The Government has promised that the investment will help to deliver faster and more reliable broadband for homes and businesses and it intends to deliver the investment in partnership with local areas.

Funding for new full fibre business connections will be prioritised under the plans and the current call for evidence is designed to inform the development of the Government’s proposals.

Charles Trotman, senior business and economics adviser at the CLA, which represents 30,000 landowners across England and Wales, said: “This consultation marks a major departure from previous government policy on improving connectivity and is in line with many recommendations made by the CLA on the future of rural broadband.

“We fully support the Government’s commitment to full fibre roll out to improve broadband and mobile coverage. This latest push must end the long running rural-urban divide once and for all.

“We are looking for government and industry to set out more specific plans that show where and when digital infrastructure will be upgraded in rural areas.

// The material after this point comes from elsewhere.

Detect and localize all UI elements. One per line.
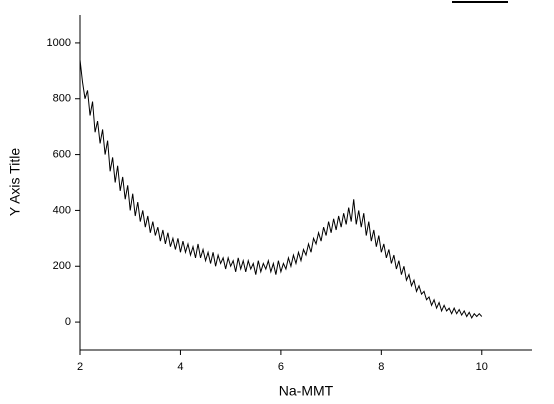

“We are also calling for a new marketing effort to ensure rural home and business owners are aware when new connections become available.”

Mr Trotman added that if the Government followed through on its commitment, the CLA was prepared to work with the industry to negotiate an overarching agreement between landowners and infrastructure providers for access to deliver a network of underground fixed lines.

“Such a deal has the potential to dramatically advance broadband provision in rural areas,” he said.

Whitehall funding has supported the roll out of so-called superfast broadband - involving internet speeds of greater than 24 megabits per second - to areas of the UK where roll out has proven to be economically unviable to commercial providers such as BT and Virgin Media. These parts of the country are mostly rural areas.

The Government announced in March last year that it had reached its target to support coverage to 90 per cent of the country.

Its next target is to achieve 95 per cent coverage by December this year but it remains uncertain how and when connectivity will get tothe hardest to reach and most deeply rural final five per cent.